MattSayler · ‎08-09-2013

Looks like two threads were merged? Not seeing a reason.

LauraMiles1 · ‎08-09-2013

Hi Stacy, after some more testing I've found some things are causing issues: empty data frames, and standalone tables. Both cause the script to throw an error. I am certain that in the one folder I was doing testing on, the script was inconsistently stopping at different places. It's very strange indeed. This folder had an .mxd with no data/layers on it - once I found and deleted that, my script runs beautifully.

So my issue now is how to test for empty data frames and standalone tables, and to skip over those items.

LauraMiles1 · ‎08-09-2013

Another update: after more testing, I think it must have been a corrupted .mxd that happened to have an empty data frame that was causing the issue. I do still have trouble with standalone tables though. The error seems to suggest that you can't even test on this data type to see if it supports the dataSource property:

Traceback (most recent call last):
File "X:\Documents\Working Files\Broken Data Sources\ListBrokenDataSources.py", line 24, in <module>
if brknItem.supports("dataSource"):
AttributeError: 'TableView' object has no attribute 'supports'

LaurenYee · ‎08-09-2013

How many mxds and folders are you looping through?

I would try and start replacing the broken datasources...and then leave the remaining mxds where it fails alone and look at these indvidiually.
Unless of course there is a large number of mxds, then refine the code!

Perhaps there is a way to cycle through the TOC and only check datasources for those layers that are say: shapefiles or .sdes?
And ignore all the tables. Just a thought!

LauraMiles1 · ‎08-09-2013

Hi Lauren, there are a LOT of .mxd's to go through. In the 2003 folder alone, there are 300...and we have a folder for every year from 2001 until now. I can handle checking into a particular .mxd wherever it fails, if that's necessary, but ideally I'd like to set up a test to skip over any tableViews. If I take out the following code:

                if brknItem.supports("dataSource"):
                    f.write(", " + brknItem.dataSource + "\n")

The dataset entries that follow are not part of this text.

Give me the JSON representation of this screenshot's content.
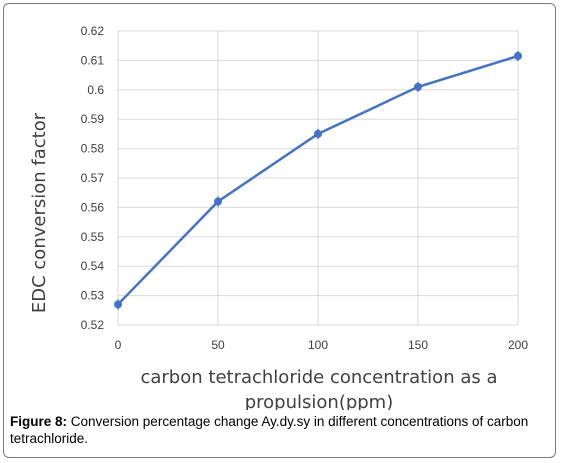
{
  "chart_data": {
    "type": "line",
    "x": [
      0,
      50,
      100,
      150,
      200
    ],
    "y": [
      0.527,
      0.562,
      0.585,
      0.601,
      0.6115
    ],
    "xlim": [
      0,
      200
    ],
    "ylim": [
      0.52,
      0.62
    ],
    "x_ticks": [
      "0",
      "50",
      "100",
      "150",
      "200"
    ],
    "y_ticks": [
      "0.52",
      "0.53",
      "0.54",
      "0.55",
      "0.56",
      "0.57",
      "0.58",
      "0.59",
      "0.6",
      "0.61",
      "0.62"
    ],
    "xlabel_line1": "carbon tetrachloride concentration as a",
    "xlabel_line2": "propulsion(ppm)",
    "ylabel": "EDC conversion factor",
    "grid": true,
    "line_color": "#4472c4",
    "grid_color": "#d9d9d9"
  },
  "caption": {
    "label": "Figure 8:",
    "text": " Conversion percentage change Ay.dy.sy in different concentrations of carbon tetrachloride."
  }
}
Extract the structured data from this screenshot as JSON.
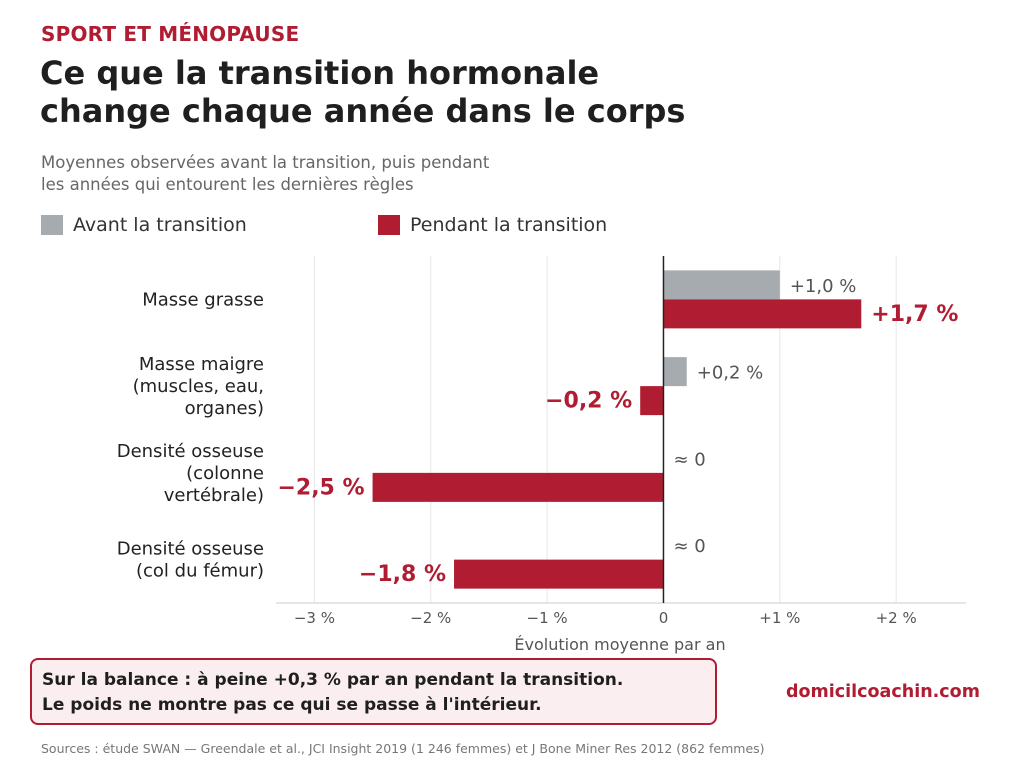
{
  "header": {
    "kicker": "SPORT ET MÉNOPAUSE",
    "title_line1": "Ce que la transition hormonale",
    "title_line2": "change chaque année dans le corps",
    "subtitle_line1": "Moyennes observées avant la transition, puis pendant",
    "subtitle_line2": "les années qui entourent les dernières règles"
  },
  "legend": [
    {
      "label": "Avant la transition",
      "color": "#a6abb0"
    },
    {
      "label": "Pendant la transition",
      "color": "#b01c32"
    }
  ],
  "chart_data": {
    "type": "bar",
    "orientation": "horizontal",
    "categories": [
      [
        "Masse grasse"
      ],
      [
        "Masse maigre",
        "(muscles, eau,",
        "organes)"
      ],
      [
        "Densité osseuse",
        "(colonne",
        "vertébrale)"
      ],
      [
        "Densité osseuse",
        "(col du fémur)"
      ]
    ],
    "series": [
      {
        "name": "Avant la transition",
        "color": "#a6abb0",
        "values": [
          1.0,
          0.2,
          0,
          0
        ],
        "labels": [
          "+1,0 %",
          "+0,2 %",
          "≈ 0",
          "≈ 0"
        ]
      },
      {
        "name": "Pendant la transition",
        "color": "#b01c32",
        "values": [
          1.7,
          -0.2,
          -2.5,
          -1.8
        ],
        "labels": [
          "+1,7 %",
          "−0,2 %",
          "−2,5 %",
          "−1,8 %"
        ]
      }
    ],
    "xlim": [
      -3.33,
      2.6
    ],
    "xticks": [
      -3,
      -2,
      -1,
      0,
      1,
      2
    ],
    "xtick_labels": [
      "−3 %",
      "−2 %",
      "−1 %",
      "0",
      "+1 %",
      "+2 %"
    ],
    "xlabel": "Évolution moyenne par an",
    "grid": "vertical"
  },
  "note": {
    "line1": "Sur la balance : à peine +0,3 % par an pendant la transition.",
    "line2": "Le poids ne montre pas ce qui se passe à l'intérieur."
  },
  "site": "domicilcoachin.com",
  "sources": "Sources : étude SWAN — Greendale et al., JCI Insight 2019 (1 246 femmes) et J Bone Miner Res 2012 (862 femmes)"
}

And add writing the dataSource back in with the full path and item name, the script will write the paths for the tableView items fine. So I need to find a way to skip this test if the dataset is a tableView, but I don't know the syntax. Pseudocode would be something like:

If broken item is a tableView,
write dataSource
else
if brokenItem.supports("dataSource")
write dataSource

The issue now is the brokenItem.supports test throws an error if the dataset is a tableView. This makes sense, as a tableView does support dataSource so why would you test for it, right?